Выбрать главу

Как бы там ни было, принято ограничивать подражание, или, если угодно, невинный плагиат, теми пределами, которые я только что очертил. Кто посмеет осудить писателя за то, что он неустанно обогащает родной язык чужестранными сокровищами? Пусть даже с точки зрения строгого моралиста поведение его небезупречно, вред тут невелик, а польза огромна; недаром кавалер Марино не постеснялся назвать того, кто завладевает добром соотечественников, разбойником, а того, кто присваивает имущество чужестранцев, — завоевателем. По правде говоря, гений знает и другие способы соперничества с иноплеменными народами, но общее мнение таково, что не стоит пренебрегать и этим.

An dolus, an virtus, quis in hoste requirat?[42]

Третий вид подражания, или узаконенного плагиата, заключается в стихотворном переложении мысли, которую соотечественник и даже современник высказал прозой. Например, великолепная корнелевская сцена ”Милосердие Августа” — не что иное, как рифмованное изложение блестящего фрагмента ”Опытов” Монтеня (”При одних и тех же намерениях воспоследовать может разное”), а сам Монтень слово в слово переписал этот кусок из Сенеки{73} (см. примечание А в конце книги). Предшествующий абзац той же главы послужил источником знаменитых слов, которые Вольтер вложил в уста Гусмана, героя ”Альзиры” (см. примечание Б), а Жан Батист Руссо почерпнул мысль и общий рисунок ”Оды к Фортуне” из главы ”О раскаянии” (Опыты, III, 2; см. примечание В).

Четвертый вид подражания — много более экзотический, но ничуть не менее распространенный — это обращение хорошего писателя к творчеству бездарного.

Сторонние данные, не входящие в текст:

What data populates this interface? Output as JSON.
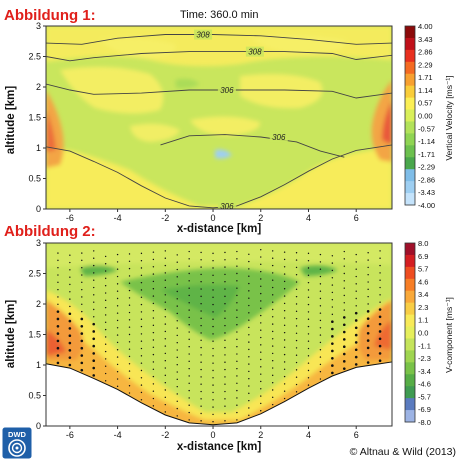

Законы литературной республики оправдывают это правонарушение, поскольку оно позволяет обществу насладиться красотами, которые без вмешательства большого таланта остались бы в безвестности. Мы восхищаемся началом ”Генриады”, нимало не заботясь о том, что оно заимствовано у никому не ведомого Кассеня{74} (см. примечание Г); нам никогда не приходило в голову обвинять Расина в воровстве за то, что он списал у самого забытого из наших старых трагических поэтов свои прекрасные строки:

Покинет ли в беде господь своих сынов? Он пропитание птенцам ниспосылает И от щедрот своих всем тварям уделяет[43]{75}{76}{77}.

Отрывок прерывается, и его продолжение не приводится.